A peine le premier couple expulsé du jardin d’Eden, voilà leur progéniture est conduite au fratricide au chapitre 4 de la Genèse. Ça vous refroidit tout de suite : si vous pensiez découvrir de belles histoires en ouvrant les premières pages de la bible, c’est raté ! Caïn était cultivateur et Abel berger : deux fonctions essentielles, complémentaire. Ils auraient pu garder les moutons ensemble, ramasser les olives à quatre mains, savourer les fromages de brebis en famille. Mais une histoire d’offrande humilie le premier et le précipite dans la jalousie et le meurtre. Après le coup fatal porté à son frère, Caïn s’enfonce dans le mensonge et lorsque Dieu lui demande où est Abel, il répond, brut de décoffrage : «je n’en sais rien, suis- je le gardien de mon frère ? »
La justice humaine, par essence répressive, aurait certainement mis fin à l’humanité : les amis d’Abel voudraient le venger et tueraient Caïn, puis les amis de Caïn feraient pareil jusqu’à ce que cette vendetta ait éliminé tout le monde. Alors, pour endiguer la spirale de la vengeance, le Seigneur posera un signe sur le front de Caïn. Fiché »S ». La cause de ce meurtre a fait couler beaucoup d’encre (et de sang) à travers les siècles. Ce que je pointerai dans ce récit, c’est le «loupé », le rendez-vous manqué comme il y en a tant dans nos vies, et qui sont à l’origine de tant de maux.
En effet, estimant que Dieu déconsidère son offrande en appréciant celle de son frère, Caïn se met en colère et se durcit. Il aurait pu aller parler à Abel, lui dire ce qu’il ressent. Abel aussi, voyant l’état de son frère, mais la parole n’a pas circulé pas entre eux. La suite du récit ? Caïn est sur le point de dire quelque chose mais le texte est comme coupé, interrompu, ce qui est signifié par trois points de suspension. Puis, les deux frères se dirigent vers les champs, Caïn se jette sur Abel et le tue. Certaines traductions ont supprimé les points de suspension et fait dire à Caïn : «allons aux champs » comme s’il invitait son frère à aller boire un coup !

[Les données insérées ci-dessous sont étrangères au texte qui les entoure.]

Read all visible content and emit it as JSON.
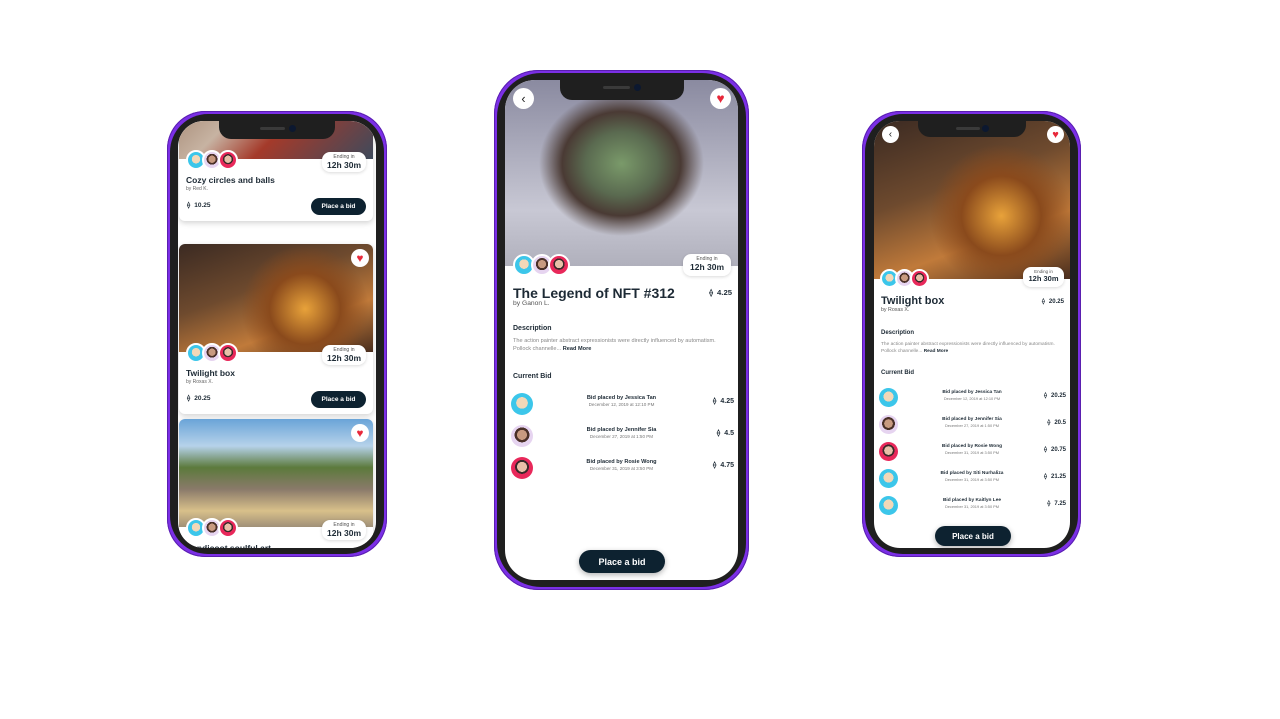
{
  "accent": "#7b2fe6",
  "button_color": "#0d2230",
  "heart_color": "#e8283a",
  "icons": {
    "back": "chevron-left-icon",
    "favorite": "heart-icon",
    "currency": "ethereum-icon"
  },
  "list_screen": {
    "cards": [
      {
        "title": "Cozy circles and balls",
        "author": "by Red K.",
        "price": "10.25",
        "ending_label": "Ending in",
        "ending_value": "12h 30m",
        "button": "Place a bid",
        "favorited": false
      },
      {
        "title": "Twilight box",
        "author": "by Roxas X.",
        "price": "20.25",
        "ending_label": "Ending in",
        "ending_value": "12h 30m",
        "button": "Place a bid",
        "favorited": true
      },
      {
        "title": "Bandicoot soulful art",
        "ending_label": "Ending in",
        "ending_value": "12h 30m",
        "favorited": true
      }
    ]
  },
  "detail_1": {
    "title": "The Legend of NFT #312",
    "author": "by Ganon L.",
    "price": "4.25",
    "ending_label": "Ending in",
    "ending_value": "12h 30m",
    "description_heading": "Description",
    "description": "The action painter abstract expressionists were directly influenced by automatism. Pollock channelle...",
    "read_more": "Read More",
    "bids_heading": "Current Bid",
    "button": "Place a bid",
    "bids": [
      {
        "who": "Bid placed by Jessica Tan",
        "when": "December 12, 2019 at 12:10 PM",
        "amount": "4.25"
      },
      {
        "who": "Bid placed by Jennifer Sia",
        "when": "December 27, 2019 at 1:50 PM",
        "amount": "4.5"
      },
      {
        "who": "Bid placed by Rosie Wong",
        "when": "December 31, 2019 at 3:50 PM",
        "amount": "4.75"
      }
    ]
  },
  "detail_2": {
    "title": "Twilight box",
    "author": "by Roxas X.",
    "price": "20.25",
    "ending_label": "Ending in",
    "ending_value": "12h 30m",
    "description_heading": "Description",
    "description": "The action painter abstract expressionists were directly influenced by automatism. Pollock channelle...",
    "read_more": "Read More",
    "bids_heading": "Current Bid",
    "button": "Place a bid",
    "bids": [
      {
        "who": "Bid placed by Jessica Tan",
        "when": "December 12, 2019 at 12:10 PM",
        "amount": "20.25"
      },
      {
        "who": "Bid placed by Jennifer Sia",
        "when": "December 27, 2019 at 1:50 PM",
        "amount": "20.5"
      },
      {
        "who": "Bid placed by Rosie Wong",
        "when": "December 31, 2019 at 3:50 PM",
        "amount": "20.75"
      },
      {
        "who": "Bid placed by Siti Nurhaliza",
        "when": "December 31, 2019 at 3:50 PM",
        "amount": "21.25"
      },
      {
        "who": "Bid placed by Kaitlyn Lee",
        "when": "December 31, 2019 at 3:50 PM",
        "amount": "7.25"
      }
    ]
  }
}
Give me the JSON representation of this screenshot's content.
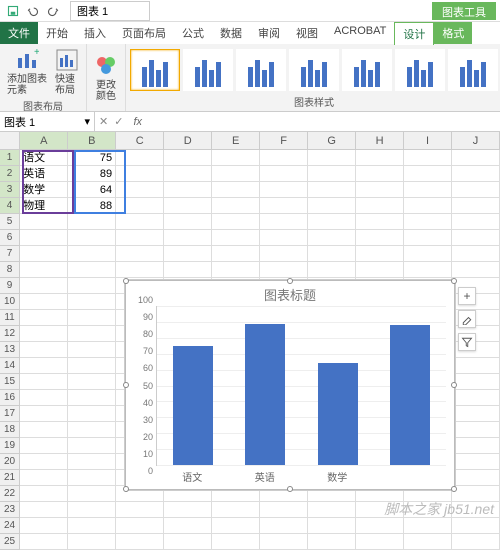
{
  "titlebar": {
    "title": "图表 1",
    "chart_tools": "图表工具"
  },
  "tabs": {
    "file": "文件",
    "home": "开始",
    "insert": "插入",
    "layout": "页面布局",
    "formulas": "公式",
    "data": "数据",
    "review": "审阅",
    "view": "视图",
    "acrobat": "ACROBAT",
    "design": "设计",
    "format": "格式"
  },
  "ribbon": {
    "add_element": "添加图表\n元素",
    "quick_layout": "快速布局",
    "change_colors": "更改\n颜色",
    "group_layout": "图表布局",
    "group_styles": "图表样式"
  },
  "namebox": "图表 1",
  "fx": "fx",
  "columns": [
    "A",
    "B",
    "C",
    "D",
    "E",
    "F",
    "G",
    "H",
    "I",
    "J"
  ],
  "sheet": {
    "a": [
      "语文",
      "英语",
      "数学",
      "物理"
    ],
    "b": [
      "75",
      "89",
      "64",
      "88"
    ]
  },
  "chart": {
    "title": "图表标题",
    "yticks": [
      "0",
      "10",
      "20",
      "30",
      "40",
      "50",
      "60",
      "70",
      "80",
      "90",
      "100"
    ],
    "xlabels": [
      "语文",
      "英语",
      "数学"
    ]
  },
  "side": {
    "plus": "+",
    "brush": "",
    "filter": ""
  },
  "watermark": "脚本之家 jb51.net",
  "chart_data": {
    "type": "bar",
    "title": "图表标题",
    "categories": [
      "语文",
      "英语",
      "数学",
      "物理"
    ],
    "values": [
      75,
      89,
      64,
      88
    ],
    "xlabel": "",
    "ylabel": "",
    "ylim": [
      0,
      100
    ]
  }
}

Jalousie, colère, frustration, pulsion meurtrière : que de maux, faute de mots ! En effet, incapable de parler, Caïn peut seulement cogner. Ce vieux récit n’a pas pris une seule ride. Notre violence personnelle n’est jamais loin, elle se tient «tapie à la porte» dit le Seigneur à Caïn, «et c’est à toi de la dominer ». Les points se transforment si facilement en poings…
Quant à nous, nos vies sont pleines de rendez-vous manqués, de paroles non dites, de paroles tues, ou retenues. L’histoire de Caïn et Abel rejoint notre actualité, au Proche orient comme en Ukraine et partout ailleurs , jusque dans nos cités, nos familles, nos écoles, nos communautés. Nous vivons dans une société où nous n’avons jamais autant communiqué et si peu parlé. Inondés de twits, de likes, de slogans, d’injonctions, de vociférations ,et de verbiages, nous manquons de paroles bonnes (béné-dictions) qui édifient et construisent. Qu’est-ce qu’une parole bonne ? C’est une parole qui écoute l’autre avant de parler, une parole qui accueille le visage de l’autre, qui fait place à l’autre, y compris à son désaccord.
Suis -je le gardien de mon frère ? s’écrira Caïn après le meurtre d’Abel. Face à la tentation de l’irresponsabilité, nous sommes convoqués, là où nous sommes, à des rendez -vous de fraternité où l’on cherche non pas à dévisager l’autre mais à l’en-visager. La fraternité est par essence fragile, toujours à bâtir, toujours en devenir, jamais acquise, mais terre promise.
La Bonne Nouvelle c’est qu’à tous, Dieu donne rendez- vous pour fraterniser et saisir les occasions qui se présentent à nous afin de partager la parole comme on coupe du pain. Pour cela, Il nous fait signe, par le Christ, lui-même venu dans un monde de violence, et s’engageant jusqu’à la croix, pour la prendre sur lui et la porter avec nous, proposant une autre voie, celle de la parole échangée entre humains.
Il nous reste à apprendre à devenir fraternels. Ça prend du temps, sans doute toute une vie. Martin Luther King, avant d’être assassiné, s’adressa aux Eglises et aux citoyens de son pays en ces mots : nous n’avons plus le choix. Si nous n’apprenons pas à vivre ensemble comme des frères, nous mourrons ensemble comme des imbéciles ».